They don’t teach you about death in journalism school.

Well, I suppose I did learn how to write about it. I wrote an obituary for Katelyn Williamson, a classmate from Blackford High School, after she died from a shooting in Hartford City.

What they don’t teach you is how to respond when a source who touched your soul dies.

I suppose, interviewing someone younger, I didn’t expect to hear news of his passing until years down the road. It seemed somewhat out of place to hear the word “overdose,” especially when I took a glance back at the addiction recovery story I’d written about him for a Ball State University magazine more than a year ago.

And there was just something about Bon Funkhouser I liked.

Maybe it was the way he found Christ through his addiction. Maybe it was the way Bon’s eyes sparkled when he shared his testimony. Maybe, in all honesty, it was the way in which he was undeniably human.

Bon, a Redkey native, relapsed initially a few days before the deadline for our magazine — Stigma Unmasked: Recovery and Redemption. His mentor, Brian Blevins, called me to explain the situation. I still remember how he spoke like a dad. Father and son seemed to be the dynamic between them, no mistake, when Brian took Bon under his wing after they met at a Celebrate Recovery meeting.

“Bon was a huge blessing in my life,” Brian said to me in an interview last February. “I’m on him just like a dad, too.”

After already having drafted an article detailing Bon’s newfound faith and clean slate, we decided to keep the story as-written with one crucial addition — relapse is a part of the recovery process. Because, truth be told, it is. The important part is how it impacts the individual in the long term.

Addiction is a different kind of animal. Our magazine, which is currently on display in the “FIX: Heartbreak and Hope Inside Our Opioid Crisis” exhibit at the Indiana State Museum, detailed the ways in which individuals find ways to restrain that animal.

My heart melted when Bon shared how he accepted Jesus into his life.

“I never had anybody to show me to stand up and be a man and not run from things,” Bon told me in an interview about his testimony last February. “But that night was different. For some reason, I didn’t run.” He walked toward the 3-foot wooden cross at the front of the church. “Even with drugs, I had never felt anything like that,” he added.

Bon had been clean for nearly three years when he relapsed last spring. And this last relapse — about three months ago — he didn’t survive.

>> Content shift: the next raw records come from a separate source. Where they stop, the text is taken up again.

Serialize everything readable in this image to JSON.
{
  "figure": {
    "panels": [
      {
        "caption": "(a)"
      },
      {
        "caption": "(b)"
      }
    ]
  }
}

I knew Bon had struggled with addiction from a young age, but knowing that didn’t make the news any easier. While filtering through my notebook a few weeks ago, I came across our interview notes. I had to bite my tongue to keep from crying in the office.

Compared to his demeanor in high school, Bon had done a 180 when I’d last spoken with him. This ecstatic man beaming a smile while praising God couldn’t possibly be the kid I knew who was always getting called to the school office.

There was just something about him (and Brian) I couldn’t put my finger on. My own mother solved that puzzle for me: they’d been filled with the spirit.

“It’s not about me anymore — it’s about Him,” Bon told me.

I’ll never forget how I left our interview. I sat in my car, engine off, for about 10 minutes, letting the silence and building snow piles on the ground speak volumes to me in some unearthly fashion.

Sometimes your soul is touched in ways you can’t describe.

It still baffles me how people find different avenues to fill the addiction crave. It also shocks me how someone can relapse out of nowhere.

It’s a constant battle recovering addicts fight every day. Others I’ve interviewed, like Brian and Rhea Graham from Muncie, have said it’s easier to manage when you’ve got others counting on you. The Grahams are involved at some level with nearly all recovery meetings in Delaware County. Brian Blevins started Hope House in Hartford City and has been hosting meetings in Marion as well. He’s been clean for four years and had a baby boy with his wife, Jamie.

Recovering addicts can do a 180, yes. But that revolution can keep going and become a 360 back into old habits.

When I think of Bon, though, I don’t think of the overdose.

I think of our interview last February and the way his eyes lit up whenever he mentioned his faith. I think of a teenager kneeling in front of a cross during an altar call, realizing he didn’t know how to pray — but wanting to learn.

I think of a young man fighting against that unruly demon we call addiction.

They may not teach you about death in journalism school.

Bon’s passing helped me learn how to cope, and also to realize how much a single man’s story will forever touch my soul.